Things I attempted to eat at this wedding:

— Macaroni and Cheese that tasted as if it had been soaked in ham and sadness, then had the ham removed. It tasted like ham-infused sadness, is what I'm saying here. It was basically the Mac and Cheese version of Hot Ham Water. I am in no way exaggerating.
— Stealth Quiche. LadyTrout, I WILL ASSUME BY ACCIDENT BECAUSE I DON'T WANT TO HAVE TO FILE CHARGES AGAINST HER, got me to try something on her plate that she liked. Apparently I made a face like I'd just been told the more sordid details of Marv Albert's sexual escapades...because it turned out this was some form of Quiche. I feel it is incumbent upon me to explain: I loathe Quiche. LOATHE it. Loathe it with every fiber of my twisted, blackened being. Quiche is to me what LeBron James is to the people of Cleveland, Ohio. Serving me quiche is pretty much some sort of War Crime. To be struck with Surprise Quiche...well, let's just say it's a good thing I love LadyTrout so much, because otherwise, them's breakin' up grounds (and possibly something I could prosecute her for).

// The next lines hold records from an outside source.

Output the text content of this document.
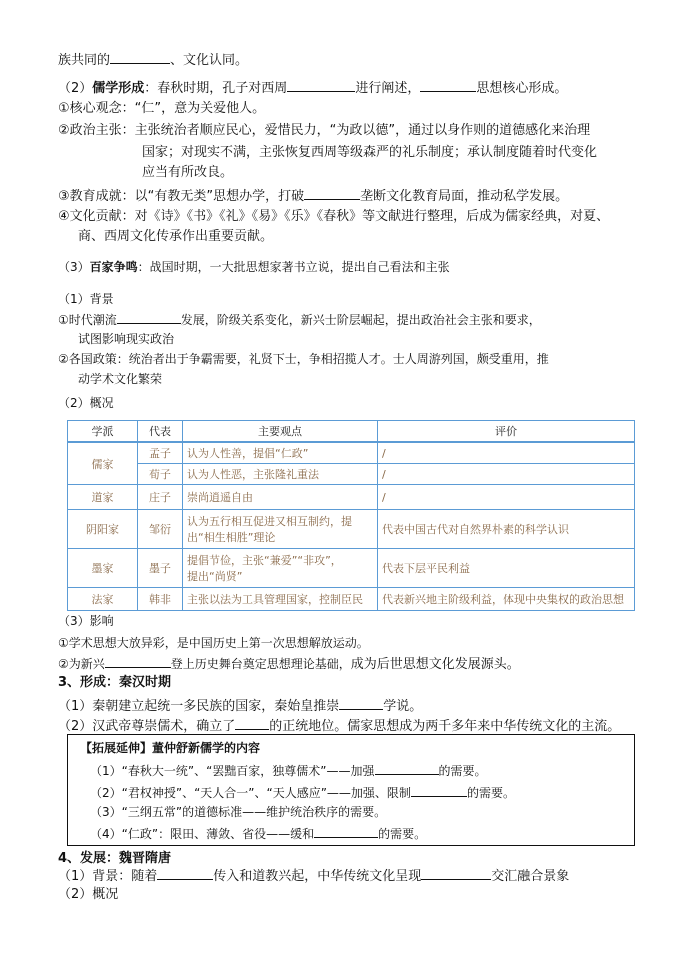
族共同的	、文化认同。
（2）儒学形成：春秋时期，孔子对西周	进行阐述，	思想核心形成。
①核心观念：“仁”，意为关爱他人。
②政治主张：主张统治者顺应民心，爱惜民力，“为政以德”，通过以身作则的道德感化来治理
国家；对现实不满，主张恢复西周等级森严的礼乐制度；承认制度随着时代变化
应当有所改良。
③教育成就：以“有教无类”思想办学，打破	垄断文化教育局面，推动私学发展。
④文化贡献：对《诗》《书》《礼》《易》《乐》《春秋》等文献进行整理，后成为儒家经典，对夏、
商、西周文化传承作出重要贡献。
（3）百家争鸣：战国时期，一大批思想家著书立说，提出自己看法和主张
（1）背景
①时代潮流	发展，阶级关系变化，新兴士阶层崛起，提出政治社会主张和要求，
试图影响现实政治
②各国政策：统治者出于争霸需要，礼贤下士，争相招揽人才。士人周游列国，颇受重用，推
动学术文化繁荣
（2）概况
学派	代表	主要观点	评价
儒家	孟子	认为人性善，提倡“仁政”	/
	荀子	认为人性恶，主张隆礼重法	/
道家	庄子	崇尚逍遥自由	/
阴阳家	邹衍	认为五行相互促进又相互制约，提
出“相生相胜”理论	代表中国古代对自然界朴素的科学认识
墨家	墨子	提倡节俭，主张“兼爱”“非攻”，
提出“尚贤”	代表下层平民利益
法家	韩非	主张以法为工具管理国家，控制臣民	代表新兴地主阶级利益，体现中央集权的政治思想
（3）影响
①学术思想大放异彩，是中国历史上第一次思想解放运动。
②为新兴	登上历史舞台奠定思想理论基础，成为后世思想文化发展源头。
3、形成：秦汉时期
（1）秦朝建立起统一多民族的国家，秦始皇推崇	学说。
（2）汉武帝尊崇儒术，确立了	的正统地位。儒家思想成为两千多年来中华传统文化的主流。
【拓展延伸】董仲舒新儒学的内容
（1）“春秋大一统”、“罢黜百家，独尊儒术”——加强	的需要。
（2）“君权神授”、“天人合一”、“天人感应”——加强、限制	的需要。
（3）“三纲五常”的道德标准——维护统治秩序的需要。
（4）“仁政”：限田、薄敛、省役——缓和	的需要。
4、发展：魏晋隋唐
（1）背景：随着	传入和道教兴起，中华传统文化呈现	交汇融合景象
（2）概况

— At least four different unidentifiable substances that are probably legally classified as "some sort of roofing material." I did this largely to satisfy the amusement of people sitting at my table when I reacted to what they tasted like. In other news, I am a shameless attention whore.
— Some scrounged mushrooms that were clearly intended to be the side portion of something ravioli-based, but which I went straight for because it's really hard to fuck up mushrooms. Nevertheless, whoever prepared this dish had tried their very best to do so.
— Some sort of pasta that tasted perfectly fine for 15 seconds, then felt like a bottle of Cayenne Pepper took a poop on my tongue. It felt like I was being punched in the mouth by a spice rack. This was one of the less objectionable things I tasted.
— Creamed Corn that was actually pretty tolerable, only because it had been made by my best friend's mother-in-law (who is an AMAZING cook). I only ate this once I found out who made it, and thus was not surprised when it turned out to actually be edible (though it is not a patch on this woman's Milenesas, which are TO FUCKING DIE FOR).
— Deviled Eggs, because apparently, EGGS COUNT AS VEGETARIAN. Who knew?! I don't even care, I ate half of these in madcap desperation. Aside from the Best Man's speech and finding out my best friend had convinced his mother that her son-in-law was a sociopath, this was my favorite part of the wedding.
— Oh, also, I didn't eat it, but someone made Kugel. If you're not familiar with Kugel, imagine an overcooked, hardened pasta casserole stuffed with raisins. Kugel is a violation of at least three Amendments to the US Constitution. If poverty and feet have a taste, they taste like Kugel.

We bugged the hell out of this wedding when we found out that the video they were about to show was half an hour long. If anyone wants any drunken answers to anything about this wedding, I'll be here for a while.